In dem, was ich bisher rauslesen konnte, sehe ich allerdings keinen Grund dafür. Es läuft doch gut? Was hat euch der Trainer denn erzählt, dass ihr so verunsichert seid?
Das Anbellen ist doch keine große Sache.
Ich denke, wir haben dadurch erst verstanden, wie viel Arbeit das wirklich wird. Wir arbeiten beide Vollzeit (wenn auch teilweise im Homeoffice) und haben nebenbei noch etwas Landwirtschaft.
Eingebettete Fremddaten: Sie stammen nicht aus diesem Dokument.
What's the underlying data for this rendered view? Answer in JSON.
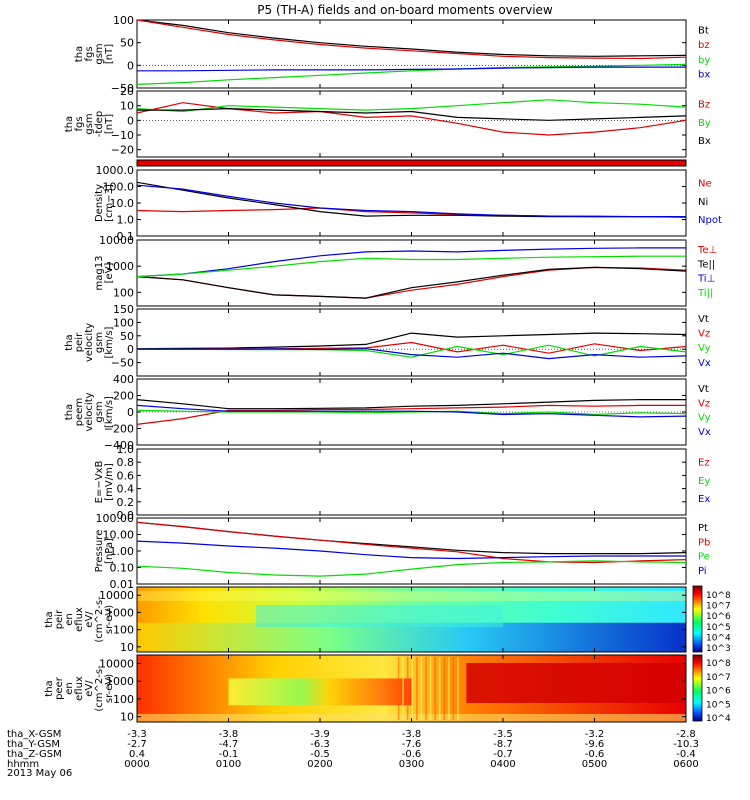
{
  "title": "P5 (TH-A) fields and on-board moments overview",
  "date": "2013 May 06",
  "colors": {
    "black": "#000000",
    "red": "#e00000",
    "green": "#00dd00",
    "blue": "#0000dd"
  },
  "chart_data": [
    {
      "type": "line",
      "name": "fgs_gsm_total",
      "ylabel": [
        "tha",
        "fgs",
        "gsm",
        "[nT]"
      ],
      "ylim": [
        -50,
        100
      ],
      "yticks": [
        "100",
        "50",
        "0",
        "−50"
      ],
      "ytick_values": [
        100,
        50,
        0,
        -50
      ],
      "x": [
        0,
        0.5,
        1,
        1.5,
        2,
        2.5,
        3,
        3.5,
        4,
        4.5,
        5,
        5.5,
        6
      ],
      "series": [
        {
          "name": "Bt",
          "color": "black",
          "values": [
            105,
            88,
            72,
            60,
            50,
            42,
            36,
            29,
            24,
            21,
            20,
            21,
            22
          ]
        },
        {
          "name": "bz",
          "color": "red",
          "values": [
            100,
            84,
            68,
            56,
            46,
            38,
            32,
            26,
            20,
            17,
            16,
            15,
            18
          ]
        },
        {
          "name": "by",
          "color": "green",
          "values": [
            -42,
            -38,
            -32,
            -27,
            -22,
            -17,
            -12,
            -8,
            -5,
            -3,
            -2,
            0,
            2
          ]
        },
        {
          "name": "bx",
          "color": "blue",
          "values": [
            -12,
            -12,
            -11,
            -10,
            -10,
            -10,
            -9,
            -8,
            -6,
            -5,
            -4,
            -4,
            -4
          ]
        }
      ]
    },
    {
      "type": "line",
      "name": "fgs_gsm_detrended",
      "ylabel": [
        "tha",
        "fgs",
        "gsm",
        "-tdep",
        "[nT]"
      ],
      "ylim": [
        -25,
        20
      ],
      "yticks": [
        "20",
        "10",
        "0",
        "−10",
        "−20"
      ],
      "ytick_values": [
        20,
        10,
        0,
        -10,
        -20
      ],
      "x": [
        0,
        0.5,
        1,
        1.5,
        2,
        2.5,
        3,
        3.5,
        4,
        4.5,
        5,
        5.5,
        6
      ],
      "series": [
        {
          "name": "Bz",
          "color": "red",
          "values": [
            5,
            12,
            8,
            5,
            6,
            2,
            3,
            -2,
            -8,
            -10,
            -8,
            -5,
            0
          ]
        },
        {
          "name": "By",
          "color": "green",
          "values": [
            8,
            6,
            10,
            9,
            8,
            7,
            8,
            10,
            12,
            14,
            12,
            11,
            9
          ]
        },
        {
          "name": "Bx",
          "color": "black",
          "values": [
            7,
            7,
            8,
            7,
            6,
            5,
            6,
            2,
            1,
            0,
            1,
            2,
            3
          ]
        }
      ]
    },
    {
      "type": "bar",
      "name": "mode_bar",
      "ylabel": [],
      "ylim": [
        0,
        1
      ],
      "yticks": [],
      "ytick_values": [],
      "x": [
        0,
        6
      ],
      "series": [
        {
          "name": "",
          "color": "red",
          "values": [
            1,
            1
          ]
        }
      ]
    },
    {
      "type": "line",
      "name": "density",
      "log": true,
      "ylabel": [
        "Density",
        "[cm−3]"
      ],
      "ylim": [
        0.1,
        1000
      ],
      "yticks": [
        "1000.0",
        "100.0",
        "10.0",
        "1.0",
        "0.1"
      ],
      "ytick_values": [
        1000,
        100,
        10,
        1,
        0.1
      ],
      "x": [
        0,
        0.5,
        1,
        1.5,
        2,
        2.5,
        3,
        3.5,
        4,
        4.5,
        5,
        5.5,
        6
      ],
      "series": [
        {
          "name": "Ne",
          "color": "red",
          "values": [
            3.5,
            3,
            3.5,
            4,
            5,
            3,
            2.5,
            2,
            1.8,
            1.6,
            1.6,
            1.5,
            1.5
          ]
        },
        {
          "name": "Ni",
          "color": "black",
          "values": [
            180,
            60,
            20,
            8,
            3,
            1.6,
            1.8,
            1.8,
            1.6,
            1.5,
            1.5,
            1.5,
            1.4
          ]
        },
        {
          "name": "Npot",
          "color": "blue",
          "values": [
            120,
            70,
            25,
            10,
            5,
            3.5,
            3,
            2.2,
            1.8,
            1.6,
            1.5,
            1.5,
            1.5
          ]
        }
      ]
    },
    {
      "type": "line",
      "name": "temperature",
      "log": true,
      "ylabel": [
        "mag13",
        "[eV]"
      ],
      "ylim": [
        30,
        10000
      ],
      "yticks": [
        "10000",
        "1000",
        "100"
      ],
      "ytick_values": [
        10000,
        1000,
        100
      ],
      "x": [
        0,
        0.5,
        1,
        1.5,
        2,
        2.5,
        3,
        3.5,
        4,
        4.5,
        5,
        5.5,
        6
      ],
      "series": [
        {
          "name": "Te⊥",
          "color": "red",
          "values": [
            400,
            300,
            150,
            80,
            70,
            60,
            120,
            200,
            400,
            700,
            900,
            850,
            700
          ]
        },
        {
          "name": "Te||",
          "color": "black",
          "values": [
            400,
            300,
            150,
            80,
            70,
            60,
            150,
            250,
            450,
            750,
            900,
            800,
            650
          ]
        },
        {
          "name": "Ti⊥",
          "color": "blue",
          "values": [
            400,
            500,
            800,
            1500,
            2500,
            3500,
            3800,
            3500,
            4000,
            4500,
            4800,
            5000,
            5000
          ]
        },
        {
          "name": "Ti||",
          "color": "green",
          "values": [
            400,
            500,
            700,
            1000,
            1500,
            2000,
            1800,
            1800,
            2000,
            2200,
            2300,
            2400,
            2400
          ]
        }
      ]
    },
    {
      "type": "line",
      "name": "peir_velocity",
      "ylabel": [
        "tha",
        "peir",
        "velocity",
        "gsm",
        "[km/s]"
      ],
      "ylim": [
        -100,
        150
      ],
      "yticks": [
        "150",
        "100",
        "50",
        "0",
        "−50"
      ],
      "ytick_values": [
        150,
        100,
        50,
        0,
        -50
      ],
      "x": [
        0,
        0.5,
        1,
        1.5,
        2,
        2.5,
        3,
        3.5,
        4,
        4.5,
        5,
        5.5,
        6
      ],
      "series": [
        {
          "name": "Vt",
          "color": "black",
          "values": [
            2,
            3,
            4,
            8,
            12,
            18,
            60,
            45,
            50,
            55,
            60,
            58,
            55
          ]
        },
        {
          "name": "Vz",
          "color": "red",
          "values": [
            0,
            0,
            1,
            2,
            3,
            5,
            25,
            -10,
            15,
            -15,
            20,
            -5,
            10
          ]
        },
        {
          "name": "Vy",
          "color": "green",
          "values": [
            0,
            0,
            -1,
            -2,
            -2,
            -5,
            -30,
            10,
            -20,
            15,
            -25,
            10,
            -10
          ]
        },
        {
          "name": "Vx",
          "color": "blue",
          "values": [
            0,
            0,
            0,
            1,
            -1,
            2,
            -20,
            -30,
            -15,
            -35,
            -20,
            -30,
            -25
          ]
        }
      ]
    },
    {
      "type": "line",
      "name": "peem_velocity",
      "ylabel": [
        "tha",
        "peem",
        "velocity",
        "gsm",
        "[km/s]"
      ],
      "ylim": [
        -400,
        400
      ],
      "yticks": [
        "400",
        "200",
        "0",
        "−200",
        "−400"
      ],
      "ytick_values": [
        400,
        200,
        0,
        -200,
        -400
      ],
      "x": [
        0,
        0.5,
        1,
        1.5,
        2,
        2.5,
        3,
        3.5,
        4,
        4.5,
        5,
        5.5,
        6
      ],
      "series": [
        {
          "name": "Vt",
          "color": "black",
          "values": [
            150,
            100,
            40,
            40,
            45,
            50,
            70,
            80,
            100,
            120,
            140,
            150,
            150
          ]
        },
        {
          "name": "Vz",
          "color": "red",
          "values": [
            -150,
            -80,
            20,
            20,
            30,
            30,
            40,
            50,
            60,
            80,
            70,
            80,
            80
          ]
        },
        {
          "name": "Vy",
          "color": "green",
          "values": [
            20,
            10,
            0,
            0,
            0,
            -10,
            0,
            10,
            -20,
            0,
            -30,
            -10,
            -20
          ]
        },
        {
          "name": "Vx",
          "color": "blue",
          "values": [
            80,
            40,
            10,
            10,
            10,
            10,
            10,
            0,
            -30,
            -20,
            -40,
            -60,
            -50
          ]
        }
      ]
    },
    {
      "type": "line",
      "name": "efield",
      "ylabel": [
        "E=−VxB",
        "[mV/m]"
      ],
      "ylim": [
        0,
        1
      ],
      "yticks": [
        "1.0",
        "0.8",
        "0.6",
        "0.4",
        "0.2",
        "0.0"
      ],
      "ytick_values": [
        1,
        0.8,
        0.6,
        0.4,
        0.2,
        0
      ],
      "x": [],
      "series": [
        {
          "name": "Ez",
          "color": "red",
          "values": []
        },
        {
          "name": "Ey",
          "color": "green",
          "values": []
        },
        {
          "name": "Ex",
          "color": "blue",
          "values": []
        }
      ]
    },
    {
      "type": "line",
      "name": "pressure",
      "log": true,
      "ylabel": [
        "Pressure",
        "[nPa]"
      ],
      "ylim": [
        0.01,
        100
      ],
      "yticks": [
        "100.00",
        "10.00",
        "1.00",
        "0.10",
        "0.01"
      ],
      "ytick_values": [
        100,
        10,
        1,
        0.1,
        0.01
      ],
      "x": [
        0,
        0.5,
        1,
        1.5,
        2,
        2.5,
        3,
        3.5,
        4,
        4.5,
        5,
        5.5,
        6
      ],
      "series": [
        {
          "name": "Pt",
          "color": "black",
          "values": [
            55,
            30,
            15,
            8,
            4.5,
            2.8,
            1.8,
            1.1,
            0.8,
            0.7,
            0.7,
            0.7,
            0.8
          ]
        },
        {
          "name": "Pb",
          "color": "red",
          "values": [
            55,
            30,
            15,
            8,
            4.5,
            2.5,
            1.5,
            0.9,
            0.35,
            0.22,
            0.2,
            0.25,
            0.3
          ]
        },
        {
          "name": "Pe",
          "color": "green",
          "values": [
            0.12,
            0.09,
            0.05,
            0.035,
            0.03,
            0.04,
            0.08,
            0.15,
            0.2,
            0.22,
            0.25,
            0.22,
            0.2
          ]
        },
        {
          "name": "Pi",
          "color": "blue",
          "values": [
            4,
            3,
            2,
            1.5,
            1,
            0.6,
            0.4,
            0.35,
            0.4,
            0.45,
            0.5,
            0.5,
            0.5
          ]
        }
      ]
    },
    {
      "type": "heatmap",
      "name": "peir_spectrogram",
      "log": true,
      "ylabel": [
        "tha",
        "peir",
        "en",
        "eflux",
        "eV/",
        "(cm^2-s-",
        "sr-eV)"
      ],
      "ylim": [
        5,
        30000
      ],
      "yticks": [
        "10000",
        "1000",
        "100",
        "10"
      ],
      "ytick_values": [
        10000,
        1000,
        100,
        10
      ],
      "colorbar_ticks": [
        "10^8",
        "10^7",
        "10^6",
        "10^5",
        "10^4",
        "10^3"
      ]
    },
    {
      "type": "heatmap",
      "name": "peer_spectrogram",
      "log": true,
      "ylabel": [
        "tha",
        "peer",
        "en",
        "eflux",
        "eV/",
        "(cm^2-s-",
        "sr-eV)"
      ],
      "ylim": [
        5,
        30000
      ],
      "yticks": [
        "10000",
        "1000",
        "100",
        "10"
      ],
      "ytick_values": [
        10000,
        1000,
        100,
        10
      ],
      "colorbar_ticks": [
        "10^8",
        "10^7",
        "10^6",
        "10^5",
        "10^4"
      ]
    }
  ],
  "xaxis": {
    "row_labels": [
      "tha_X-GSM",
      "tha_Y-GSM",
      "tha_Z-GSM",
      "hhmm"
    ],
    "columns": [
      [
        "-3.3",
        "-2.7",
        "0.4",
        "0000"
      ],
      [
        "-3.8",
        "-4.7",
        "-0.1",
        "0100"
      ],
      [
        "-3.9",
        "-6.3",
        "-0.5",
        "0200"
      ],
      [
        "-3.8",
        "-7.6",
        "-0.6",
        "0300"
      ],
      [
        "-3.5",
        "-8.7",
        "-0.7",
        "0400"
      ],
      [
        "-3.2",
        "-9.6",
        "-0.6",
        "0500"
      ],
      [
        "-2.8",
        "-10.3",
        "-0.4",
        "0600"
      ]
    ]
  }
}
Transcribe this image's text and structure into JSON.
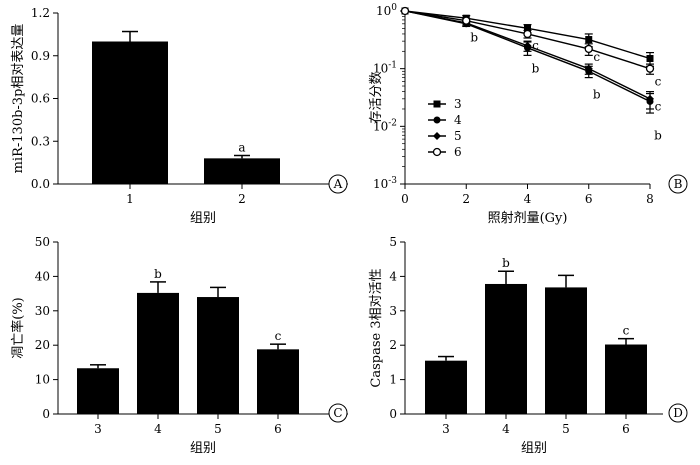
{
  "chart_data": [
    {
      "type": "bar",
      "panel": "A",
      "categories": [
        "1",
        "2"
      ],
      "values": [
        1.0,
        0.18
      ],
      "errors": [
        0.07,
        0.02
      ],
      "annotations": [
        "",
        "a"
      ],
      "xlabel": "组别",
      "ylabel": "miR-130b-3p相对表达量",
      "ylim": [
        0,
        1.2
      ],
      "yticks": [
        "0.0",
        "0.3",
        "0.6",
        "0.9",
        "1.2"
      ]
    },
    {
      "type": "line",
      "panel": "B",
      "xlabel": "照射剂量(Gy)",
      "ylabel": "存活分数",
      "xlim": [
        0,
        8
      ],
      "ylim": [
        0.001,
        1
      ],
      "yscale": "log",
      "xticks": [
        "0",
        "2",
        "4",
        "6",
        "8"
      ],
      "yticks": [
        "10^0",
        "10^-1",
        "10^-2",
        "10^-3"
      ],
      "legend_position": "left-center",
      "x": [
        0,
        2,
        4,
        6,
        8
      ],
      "series": [
        {
          "name": "3",
          "marker": "square-filled",
          "values": [
            1.0,
            0.75,
            0.5,
            0.32,
            0.15
          ],
          "errors": [
            0,
            0.08,
            0.08,
            0.08,
            0.04
          ]
        },
        {
          "name": "4",
          "marker": "circle-filled",
          "values": [
            1.0,
            0.6,
            0.23,
            0.09,
            0.027
          ],
          "errors": [
            0,
            0.06,
            0.06,
            0.02,
            0.01
          ]
        },
        {
          "name": "5",
          "marker": "diamond-filled",
          "values": [
            1.0,
            0.62,
            0.25,
            0.1,
            0.03
          ],
          "errors": [
            0,
            0.05,
            0.05,
            0.02,
            0.01
          ]
        },
        {
          "name": "6",
          "marker": "circle-open",
          "values": [
            1.0,
            0.68,
            0.4,
            0.22,
            0.1
          ],
          "errors": [
            0,
            0.06,
            0.06,
            0.05,
            0.02
          ]
        }
      ],
      "annotations": [
        {
          "x": 2,
          "value": 0.35,
          "text": "b"
        },
        {
          "x": 4,
          "value": 0.25,
          "text": "c"
        },
        {
          "x": 4,
          "value": 0.1,
          "text": "b"
        },
        {
          "x": 6,
          "value": 0.16,
          "text": "c"
        },
        {
          "x": 6,
          "value": 0.036,
          "text": "b"
        },
        {
          "x": 8,
          "value": 0.06,
          "text": "c"
        },
        {
          "x": 8,
          "value": 0.022,
          "text": "c"
        },
        {
          "x": 8,
          "value": 0.007,
          "text": "b"
        }
      ]
    },
    {
      "type": "bar",
      "panel": "C",
      "categories": [
        "3",
        "4",
        "5",
        "6"
      ],
      "values": [
        13.3,
        35.2,
        34.0,
        18.8
      ],
      "errors": [
        1.0,
        3.2,
        2.8,
        1.5
      ],
      "annotations": [
        "",
        "b",
        "",
        "c"
      ],
      "xlabel": "组别",
      "ylabel": "凋亡率(%)",
      "ylim": [
        0,
        50
      ],
      "yticks": [
        "0",
        "10",
        "20",
        "30",
        "40",
        "50"
      ]
    },
    {
      "type": "bar",
      "panel": "D",
      "categories": [
        "3",
        "4",
        "5",
        "6"
      ],
      "values": [
        1.55,
        3.78,
        3.68,
        2.02
      ],
      "errors": [
        0.12,
        0.37,
        0.35,
        0.17
      ],
      "annotations": [
        "",
        "b",
        "",
        "c"
      ],
      "xlabel": "组别",
      "ylabel": "Caspase 3相对活性",
      "ylim": [
        0,
        5
      ],
      "yticks": [
        "0",
        "1",
        "2",
        "3",
        "4",
        "5"
      ]
    }
  ]
}
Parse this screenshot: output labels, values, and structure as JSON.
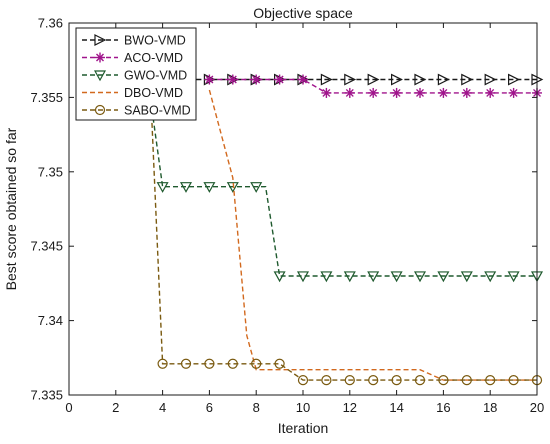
{
  "chart_data": {
    "type": "line",
    "title": "Objective space",
    "xlabel": "Iteration",
    "ylabel": "Best score obtained so far",
    "xlim": [
      0,
      20
    ],
    "ylim": [
      7.335,
      7.36
    ],
    "x_ticks": [
      "0",
      "2",
      "4",
      "6",
      "8",
      "10",
      "12",
      "14",
      "16",
      "18",
      "20"
    ],
    "y_ticks": [
      "7.335",
      "7.34",
      "7.345",
      "7.35",
      "7.355",
      "7.36"
    ],
    "grid": false,
    "legend_position": "top-left",
    "series": [
      {
        "name": "BWO-VMD",
        "color": "#1a1a1a",
        "marker": "triangle-right",
        "x": [
          1,
          2,
          3,
          4,
          5,
          6,
          7,
          8,
          9,
          10,
          11,
          12,
          13,
          14,
          15,
          16,
          17,
          18,
          19,
          20
        ],
        "values": [
          7.3562,
          7.3562,
          7.3562,
          7.3562,
          7.3562,
          7.3562,
          7.3562,
          7.3562,
          7.3562,
          7.3562,
          7.3562,
          7.3562,
          7.3562,
          7.3562,
          7.3562,
          7.3562,
          7.3562,
          7.3562,
          7.3562,
          7.3562
        ]
      },
      {
        "name": "ACO-VMD",
        "color": "#a0148c",
        "marker": "asterisk",
        "x": [
          6,
          7,
          8,
          9,
          10,
          11,
          12,
          13,
          14,
          15,
          16,
          17,
          18,
          19,
          20
        ],
        "values": [
          7.3562,
          7.3562,
          7.3562,
          7.3562,
          7.3562,
          7.3553,
          7.3553,
          7.3553,
          7.3553,
          7.3553,
          7.3553,
          7.3553,
          7.3553,
          7.3553,
          7.3553
        ]
      },
      {
        "name": "GWO-VMD",
        "color": "#1f5a2e",
        "marker": "triangle-down",
        "x": [
          3.5,
          4,
          5,
          6,
          7,
          8,
          8.4,
          9,
          10,
          11,
          12,
          13,
          14,
          15,
          16,
          17,
          18,
          19,
          20
        ],
        "values": [
          7.3547,
          7.349,
          7.349,
          7.349,
          7.349,
          7.349,
          7.349,
          7.343,
          7.343,
          7.343,
          7.343,
          7.343,
          7.343,
          7.343,
          7.343,
          7.343,
          7.343,
          7.343,
          7.343
        ]
      },
      {
        "name": "DBO-VMD",
        "color": "#d2691e",
        "marker": "none",
        "x": [
          6,
          7,
          7.6,
          8,
          9,
          10,
          15,
          16,
          17,
          18,
          19,
          20
        ],
        "values": [
          7.3555,
          7.3496,
          7.339,
          7.3367,
          7.3367,
          7.3367,
          7.3367,
          7.336,
          7.336,
          7.336,
          7.336,
          7.336
        ]
      },
      {
        "name": "SABO-VMD",
        "color": "#7a5a10",
        "marker": "circle",
        "x": [
          3.5,
          4,
          5,
          6,
          7,
          8,
          9,
          10,
          11,
          12,
          13,
          14,
          15,
          16,
          17,
          18,
          19,
          20
        ],
        "values": [
          7.3549,
          7.3371,
          7.3371,
          7.3371,
          7.3371,
          7.3371,
          7.3371,
          7.336,
          7.336,
          7.336,
          7.336,
          7.336,
          7.336,
          7.336,
          7.336,
          7.336,
          7.336,
          7.336
        ]
      }
    ]
  }
}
"Arbeit" - naja, es ist halt Zusammenleben mit dem Hund. Rein zeitlich gesehen, ist das halt wie jedes andere Hobby auch, neben einem Job gut machbar. Das Problem, dass der Hund zulange alleine ist, habt ihr ja nicht.
Eine Dauer-Beschäftigung mit dem Hund ist nicht nötig und wäre auch nicht gut für ihn! Gerade mit der Landwirtschaft gibt es doch viele Möglichkeiten, dass er halt mitläuft und dabei ist, das ist doch prima. Mach ich mit meinem auch so, ich habe ein Pferd in Selbstversorgung, und hab den Hund da halt dabei.
Erziehung passiert im Idealfall nicht in irgendeiner Extra-Zeit (schon gar nicht Stunden!), sondern integriert in den Alltag. Und das ist eigentlich nicht Arbeit, sondern halt das Leben.
Zeitaufwand sind die Gassigänge und, falls ihr das anstrebt, Hundeplatz o.ä.
Klar ist ein Welpe eine Umstellung, und klar klappt nicht immer alles perfekt, aber ich denke, du machst das in deinem Kopf viel viel größer als es ist. Und wenn der Trainer euch so verunsichert haben sollte, dann sucht einen anderen.